Standalone .NET Micro Framework Emulator
Upon a customers request I figured out how to use the .NET Micro Framework Emulator on a clear machine without Visual Studio 2008 and the .NET Micro Framework SDK 3.0 installed.
Imagine a scenario where you might need to send your device application to someone for demonstration that does not have any MF hardware (because you are in the prototype phase and there is no final hardware yet) and he also is not a programmer having Visual Studio and the MF SDK installed.
The .NET Micro Framework Emulator is in generally a Winforms .NET application. Unfortuately it references one .NET 3.5 assembly, so the target machine should have at least the .NET Framework 3.5. installed. Just copying the emulator executable would not work because you have to tell the emulator via command line arguments what device assemblies it shall load. That´s what Visual Studio actually does when launching an emulator.
As an example we want to give away the NewPresentationSample application on the Microsoft Sample Emulator.
Therefore copy the files Microsoft.SPOT.CLR.dll, Microsoft.SPOT.Emulator.dll, Microsoft.SPOT.Emulator.Interface.dll, Microsoft.SPOT.Emulator.Sample.SampleEmulator.exe and Microsoft.SPOT.Emulator.Sample.SampleEmulator.exe.emulatorconfig from the Tools directoy of the MF SDK to a new separate directory.
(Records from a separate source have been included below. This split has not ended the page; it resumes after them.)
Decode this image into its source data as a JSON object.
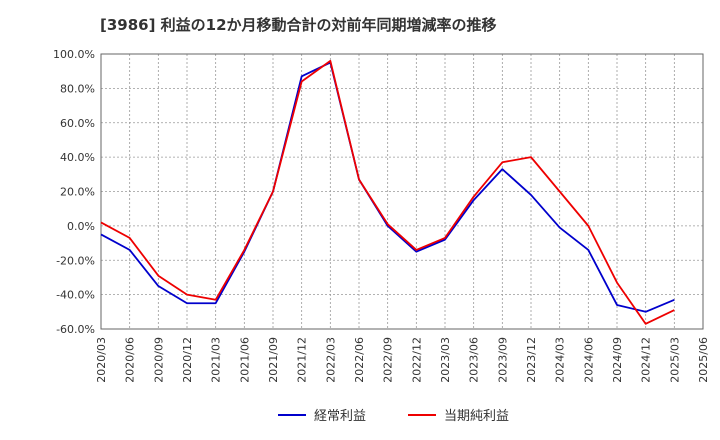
{
  "chart_data": {
    "type": "line",
    "title": "[3986]  利益の12か月移動合計の対前年同期増減率の推移",
    "xlabel": "",
    "ylabel": "",
    "ylim": [
      -60,
      100
    ],
    "yticks": [
      100,
      80,
      60,
      40,
      20,
      0,
      -20,
      -40,
      -60
    ],
    "ytick_labels": [
      "100.0%",
      "80.0%",
      "60.0%",
      "40.0%",
      "20.0%",
      "0.0%",
      "-20.0%",
      "-40.0%",
      "-60.0%"
    ],
    "x": [
      "2020/03",
      "2020/06",
      "2020/09",
      "2020/12",
      "2021/03",
      "2021/06",
      "2021/09",
      "2021/12",
      "2022/03",
      "2022/06",
      "2022/09",
      "2022/12",
      "2023/03",
      "2023/06",
      "2023/09",
      "2023/12",
      "2024/03",
      "2024/06",
      "2024/09",
      "2024/12",
      "2025/03",
      "2025/06"
    ],
    "grid": true,
    "legend_position": "bottom",
    "series": [
      {
        "name": "経常利益",
        "color": "#0000cc",
        "values": [
          -5,
          -14,
          -35,
          -45,
          -45,
          -15,
          20,
          87,
          95,
          27,
          0,
          -15,
          -8,
          15,
          33,
          18,
          -1,
          -14,
          -46,
          -50,
          -43,
          null
        ]
      },
      {
        "name": "当期純利益",
        "color": "#ee0000",
        "values": [
          2,
          -7,
          -29,
          -40,
          -43,
          -14,
          20,
          84,
          96,
          27,
          1,
          -14,
          -7,
          17,
          37,
          40,
          20,
          0,
          -33,
          -57,
          -49,
          null
        ]
      }
    ]
  }
}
Further copy the following system assemblies from the Assemblies directory of the MF SDK to the same directory as your emulator: mscorlib.pe, Microsoft.SPOT.Hardware.pe, Microsoft.SPOT.Native.pe, Microsoft.SPOT.Graphics.pe, and Microsoft.SPOT.TinyCore.pe. Finally copy the application NewPresentation.pe. Yes you need the .pe files and not .dll files since .pe files are the MF specific assemblies derived from the dlls.
To launch the emulator with the command line arguments we need to create a batch file with the following content:
"Microsoft.SPOT.Emulator.Sample.SampleEmulator.exe" "/load:NewPresentation.pe" "/load:mscorlib.pe" "/load:Microsoft.SPOT.Native.pe" "/load:Microsoft.SPOT.Graphics.pe" "/load:Microsoft.SPOT.Hardware.pe" "/load:Microsoft.SPOT.TinyCore.pe"
Which assemblies need to be loaded you can see in the Debug Output Window of Visual Studio.
Now you can demo your device application everywhere.
(Thanks to Andreas for testing in your machine parc).